Huh, this is turning into a much longer rant than I expected.

Here’s the thing. I know that these issues aren’t unique to me. It’s normal to feel frustrated, disappointed, even envious, when we don’t see the results that we expect.

But it ain’t a good thing to get wrapped up in these thoughts. It’s a lonely, self-absorbed spot to sit in.

So, when I’ve been feeling the above (and it’s been more frequently than I’d like to admit as of late), I repeat to myself one or more (or all) of the following:

  1. Shut up. You’re healthy. 
  2. Shut up. You’re alive.
  3. Shut up. Your body is awesome. 
  4. Shut up. You’re lucky to live in a beautiful town where you can safely run outside all year long.
  5. Shut up. Get moving.

I should probably drop the “shut ups” and be gentler with myself. But it works better this way. If I’m going to come at myself with asshole complaints, I should fight those complaints with equal fervor.
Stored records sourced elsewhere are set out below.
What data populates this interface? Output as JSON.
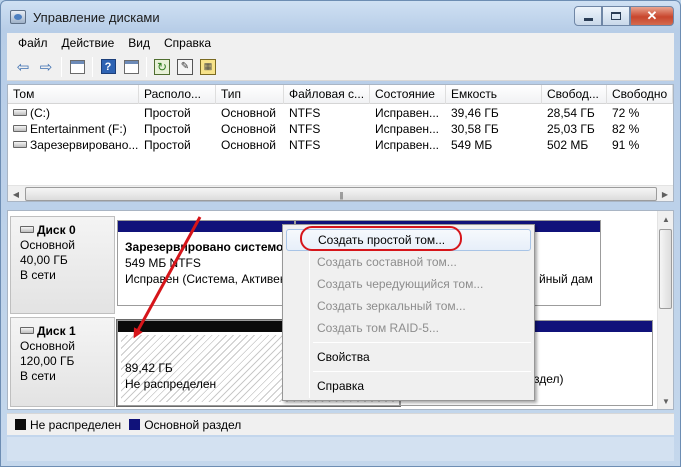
{
  "window": {
    "title": "Управление дисками"
  },
  "menu": [
    "Файл",
    "Действие",
    "Вид",
    "Справка"
  ],
  "volume_list": {
    "columns": [
      "Том",
      "Располо...",
      "Тип",
      "Файловая с...",
      "Состояние",
      "Емкость",
      "Свобод...",
      "Свободно"
    ],
    "rows": [
      {
        "name": "(C:)",
        "layout": "Простой",
        "type": "Основной",
        "fs": "NTFS",
        "state": "Исправен...",
        "capacity": "39,46 ГБ",
        "free": "28,54 ГБ",
        "free_pct": "72 %"
      },
      {
        "name": "Entertainment (F:)",
        "layout": "Простой",
        "type": "Основной",
        "fs": "NTFS",
        "state": "Исправен...",
        "capacity": "30,58 ГБ",
        "free": "25,03 ГБ",
        "free_pct": "82 %"
      },
      {
        "name": "Зарезервировано...",
        "layout": "Простой",
        "type": "Основной",
        "fs": "NTFS",
        "state": "Исправен...",
        "capacity": "549 МБ",
        "free": "502 МБ",
        "free_pct": "91 %"
      }
    ]
  },
  "disks": [
    {
      "name": "Диск 0",
      "kind": "Основной",
      "size": "40,00 ГБ",
      "status": "В сети",
      "partitions": [
        {
          "title": "Зарезервировано системой",
          "size": "549 МБ NTFS",
          "status": "Исправен (Система, Активен"
        },
        {
          "tail": "йный дам"
        }
      ]
    },
    {
      "name": "Диск 1",
      "kind": "Основной",
      "size": "120,00 ГБ",
      "status": "В сети",
      "partitions": [
        {
          "size": "89,42 ГБ",
          "status": "Не распределен"
        },
        {
          "tail": "здел)"
        }
      ]
    }
  ],
  "legend": [
    {
      "label": "Не распределен",
      "color": "#0a0a0a"
    },
    {
      "label": "Основной раздел",
      "color": "#10127a"
    }
  ],
  "context_menu": {
    "items": [
      {
        "label": "Создать простой том...",
        "enabled": true
      },
      {
        "label": "Создать составной том...",
        "enabled": false
      },
      {
        "label": "Создать чередующийся том...",
        "enabled": false
      },
      {
        "label": "Создать зеркальный том...",
        "enabled": false
      },
      {
        "label": "Создать том RAID-5...",
        "enabled": false
      },
      {
        "label": "Свойства",
        "enabled": true
      },
      {
        "label": "Справка",
        "enabled": true
      }
    ]
  },
  "accent_colors": {
    "highlight_ring": "#d6151a",
    "primary_partition": "#10127a",
    "unallocated": "#0a0a0a"
  },
  "icons": [
    "back-arrow-icon",
    "forward-arrow-icon",
    "console-tree-icon",
    "help-icon",
    "show-action-pane-icon",
    "refresh-icon",
    "properties-icon",
    "rescan-icon",
    "drive-icon"
  ]
}
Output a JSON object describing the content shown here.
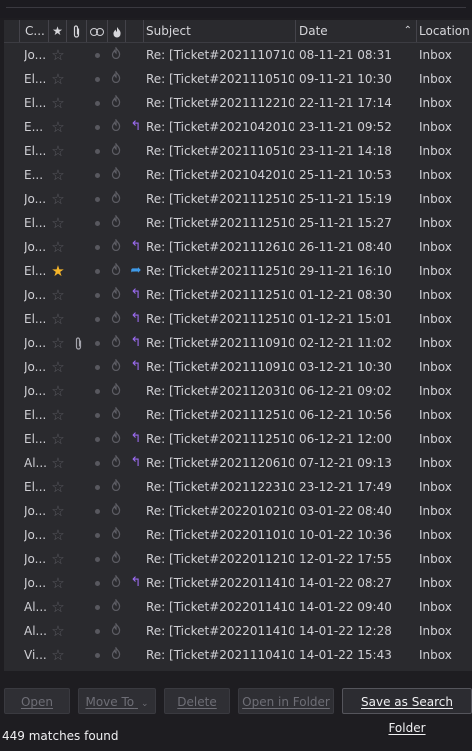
{
  "columns": {
    "correspondents": "C...",
    "subject": "Subject",
    "date": "Date",
    "location": "Location"
  },
  "icons": {
    "star": "star-icon",
    "attachment": "paperclip-icon",
    "read": "read-status-icon",
    "junk": "junk-icon",
    "sort": "sort-ascending-icon"
  },
  "colors": {
    "starred": "#f5b52a",
    "replied": "#9b6bf0",
    "forwarded": "#3f9ae8"
  },
  "messages": [
    {
      "from": "Jo...",
      "starred": false,
      "attachment": false,
      "status": "",
      "subject": "Re: [Ticket#202111071000...",
      "date": "08-11-21 08:31",
      "location": "Inbox"
    },
    {
      "from": "El...",
      "starred": false,
      "attachment": false,
      "status": "",
      "subject": "Re: [Ticket#202111051005...",
      "date": "09-11-21 10:30",
      "location": "Inbox"
    },
    {
      "from": "El...",
      "starred": false,
      "attachment": false,
      "status": "",
      "subject": "Re: [Ticket#202111221000...",
      "date": "22-11-21 17:14",
      "location": "Inbox"
    },
    {
      "from": "E...",
      "starred": false,
      "attachment": false,
      "status": "replied",
      "subject": "Re: [Ticket#202104201002...",
      "date": "23-11-21 09:52",
      "location": "Inbox"
    },
    {
      "from": "El...",
      "starred": false,
      "attachment": false,
      "status": "",
      "subject": "Re: [Ticket#202111051005...",
      "date": "23-11-21 14:18",
      "location": "Inbox"
    },
    {
      "from": "E...",
      "starred": false,
      "attachment": false,
      "status": "",
      "subject": "Re: [Ticket#202104201002...",
      "date": "25-11-21 10:53",
      "location": "Inbox"
    },
    {
      "from": "Jo...",
      "starred": false,
      "attachment": false,
      "status": "",
      "subject": "Re: [Ticket#202111251002...",
      "date": "25-11-21 15:19",
      "location": "Inbox"
    },
    {
      "from": "El...",
      "starred": false,
      "attachment": false,
      "status": "",
      "subject": "Re: [Ticket#202111251002...",
      "date": "25-11-21 15:27",
      "location": "Inbox"
    },
    {
      "from": "Jo...",
      "starred": false,
      "attachment": false,
      "status": "replied",
      "subject": "Re: [Ticket#202111261000...",
      "date": "26-11-21 08:40",
      "location": "Inbox"
    },
    {
      "from": "El...",
      "starred": true,
      "attachment": false,
      "status": "forwarded",
      "subject": "Re: [Ticket#202111251002...",
      "date": "29-11-21 16:10",
      "location": "Inbox"
    },
    {
      "from": "Jo...",
      "starred": false,
      "attachment": false,
      "status": "replied",
      "subject": "Re: [Ticket#202111251002...",
      "date": "01-12-21 08:30",
      "location": "Inbox"
    },
    {
      "from": "El...",
      "starred": false,
      "attachment": false,
      "status": "replied",
      "subject": "Re: [Ticket#202111251002...",
      "date": "01-12-21 15:01",
      "location": "Inbox"
    },
    {
      "from": "Jo...",
      "starred": false,
      "attachment": true,
      "status": "replied",
      "subject": "Re: [Ticket#202111091001...",
      "date": "02-12-21 11:02",
      "location": "Inbox"
    },
    {
      "from": "Jo...",
      "starred": false,
      "attachment": false,
      "status": "replied",
      "subject": "Re: [Ticket#202111091001...",
      "date": "03-12-21 10:30",
      "location": "Inbox"
    },
    {
      "from": "Jo...",
      "starred": false,
      "attachment": false,
      "status": "",
      "subject": "Re: [Ticket#202112031002...",
      "date": "06-12-21 09:02",
      "location": "Inbox"
    },
    {
      "from": "El...",
      "starred": false,
      "attachment": false,
      "status": "",
      "subject": "Re: [Ticket#202111251002...",
      "date": "06-12-21 10:56",
      "location": "Inbox"
    },
    {
      "from": "El...",
      "starred": false,
      "attachment": false,
      "status": "replied",
      "subject": "Re: [Ticket#202111251002...",
      "date": "06-12-21 12:00",
      "location": "Inbox"
    },
    {
      "from": "Al...",
      "starred": false,
      "attachment": false,
      "status": "replied",
      "subject": "Re: [Ticket#202112061000...",
      "date": "07-12-21 09:13",
      "location": "Inbox"
    },
    {
      "from": "El...",
      "starred": false,
      "attachment": false,
      "status": "",
      "subject": "Re: [Ticket#202112231003...",
      "date": "23-12-21 17:49",
      "location": "Inbox"
    },
    {
      "from": "Jo...",
      "starred": false,
      "attachment": false,
      "status": "",
      "subject": "Re: [Ticket#202201021000...",
      "date": "03-01-22 08:40",
      "location": "Inbox"
    },
    {
      "from": "Jo...",
      "starred": false,
      "attachment": false,
      "status": "",
      "subject": "Re: [Ticket#202201101000...",
      "date": "10-01-22 10:36",
      "location": "Inbox"
    },
    {
      "from": "Jo...",
      "starred": false,
      "attachment": false,
      "status": "",
      "subject": "Re: [Ticket#202201121002...",
      "date": "12-01-22 17:55",
      "location": "Inbox"
    },
    {
      "from": "Jo...",
      "starred": false,
      "attachment": false,
      "status": "replied",
      "subject": "Re: [Ticket#202201141001...",
      "date": "14-01-22 08:27",
      "location": "Inbox"
    },
    {
      "from": "Al...",
      "starred": false,
      "attachment": false,
      "status": "",
      "subject": "Re: [Ticket#202201141001...",
      "date": "14-01-22 09:40",
      "location": "Inbox"
    },
    {
      "from": "Al...",
      "starred": false,
      "attachment": false,
      "status": "",
      "subject": "Re: [Ticket#202201141001...",
      "date": "14-01-22 12:28",
      "location": "Inbox"
    },
    {
      "from": "Vi...",
      "starred": false,
      "attachment": false,
      "status": "",
      "subject": "Re: [Ticket#202111041001...",
      "date": "14-01-22 15:43",
      "location": "Inbox"
    }
  ],
  "buttons": {
    "open": "Open",
    "move_to": "Move To",
    "delete": "Delete",
    "open_in_folder": "Open in Folder",
    "save_as_search_folder": "Save as Search Folder"
  },
  "status": {
    "matches": "449 matches found"
  }
}
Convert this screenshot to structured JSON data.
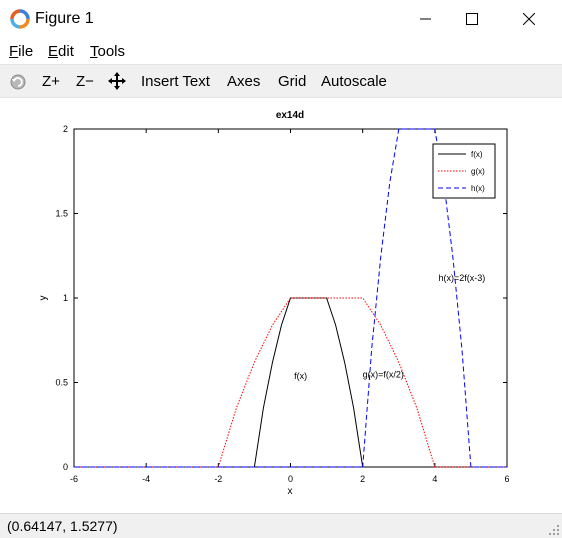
{
  "window": {
    "title": "Figure 1"
  },
  "menu": {
    "file": {
      "accel": "F",
      "rest": "ile"
    },
    "edit": {
      "accel": "E",
      "rest": "dit"
    },
    "tools": {
      "accel": "T",
      "rest": "ools"
    }
  },
  "toolbar": {
    "zoom_in": "Z+",
    "zoom_out": "Z−",
    "insert_text": "Insert Text",
    "axes": "Axes",
    "grid": "Grid",
    "autoscale": "Autoscale"
  },
  "icons": [
    "octave-logo-icon",
    "minimize-icon",
    "maximize-icon",
    "close-icon",
    "rotate-icon",
    "pan-icon",
    "resize-grip-icon"
  ],
  "status": {
    "coords": "(0.64147, 1.5277)"
  },
  "chart_data": {
    "type": "line",
    "title": "ex14d",
    "xlabel": "x",
    "ylabel": "y",
    "xlim": [
      -6,
      6
    ],
    "ylim": [
      0,
      2
    ],
    "xticks": [
      "-6",
      "-4",
      "-2",
      "0",
      "2",
      "4",
      "6"
    ],
    "yticks": [
      "0",
      "0.5",
      "1",
      "1.5",
      "2"
    ],
    "grid": false,
    "legend_position": "top-right",
    "series": [
      {
        "name": "f(x)",
        "color": "#000000",
        "dash": "solid",
        "x": [
          -6,
          -1,
          -0.75,
          -0.5,
          -0.25,
          0,
          1,
          1.25,
          1.5,
          1.75,
          2,
          6
        ],
        "y": [
          0,
          0,
          0.35,
          0.62,
          0.84,
          1,
          1,
          0.84,
          0.62,
          0.35,
          0,
          0
        ]
      },
      {
        "name": "g(x)",
        "color": "#ff0000",
        "dash": "dotted",
        "x": [
          -6,
          -2,
          -1.5,
          -1,
          -0.5,
          0,
          2,
          2.5,
          3,
          3.5,
          4,
          6
        ],
        "y": [
          0,
          0,
          0.35,
          0.62,
          0.84,
          1,
          1,
          0.84,
          0.62,
          0.35,
          0,
          0
        ]
      },
      {
        "name": "h(x)",
        "color": "#0000ff",
        "dash": "dashed",
        "x": [
          -6,
          2,
          2.25,
          2.5,
          2.75,
          3,
          4,
          4.25,
          4.5,
          4.75,
          5,
          6
        ],
        "y": [
          0,
          0,
          0.7,
          1.24,
          1.68,
          2,
          2,
          1.68,
          1.24,
          0.7,
          0,
          0
        ]
      }
    ],
    "annotations": [
      {
        "text": "f(x)",
        "x": 0.1,
        "y": 0.52
      },
      {
        "text": "g(x)=f(x/2)",
        "x": 2.0,
        "y": 0.53
      },
      {
        "text": "h(x)=2f(x-3)",
        "x": 4.1,
        "y": 1.1
      }
    ]
  }
}
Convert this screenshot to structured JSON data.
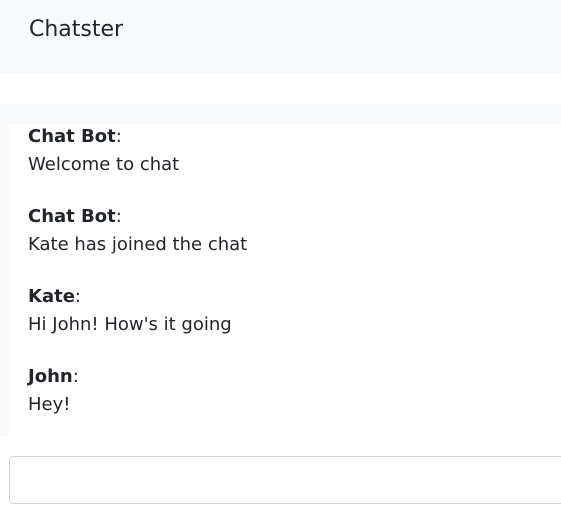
{
  "app": {
    "title": "Chatster"
  },
  "messages": [
    {
      "author": "Chat Bot",
      "text": "Welcome to chat"
    },
    {
      "author": "Chat Bot",
      "text": "Kate has joined the chat"
    },
    {
      "author": "Kate",
      "text": "Hi John! How's it going"
    },
    {
      "author": "John",
      "text": "Hey!"
    }
  ],
  "composer": {
    "value": "",
    "placeholder": ""
  }
}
I also like to tell myself to shut up because I’ve really taken to the blog, Shut Up and Run. If it works for her, it works for me. If you need to get motivated and back in your running shoes, read this and then this.

I’m going to stop here because this is enough crap talk (and enough exclamation points) for one day.

But, tell me: How do you stay motivated? How do you counter your negative thoughts about running? What’s your go-to pick-me-up?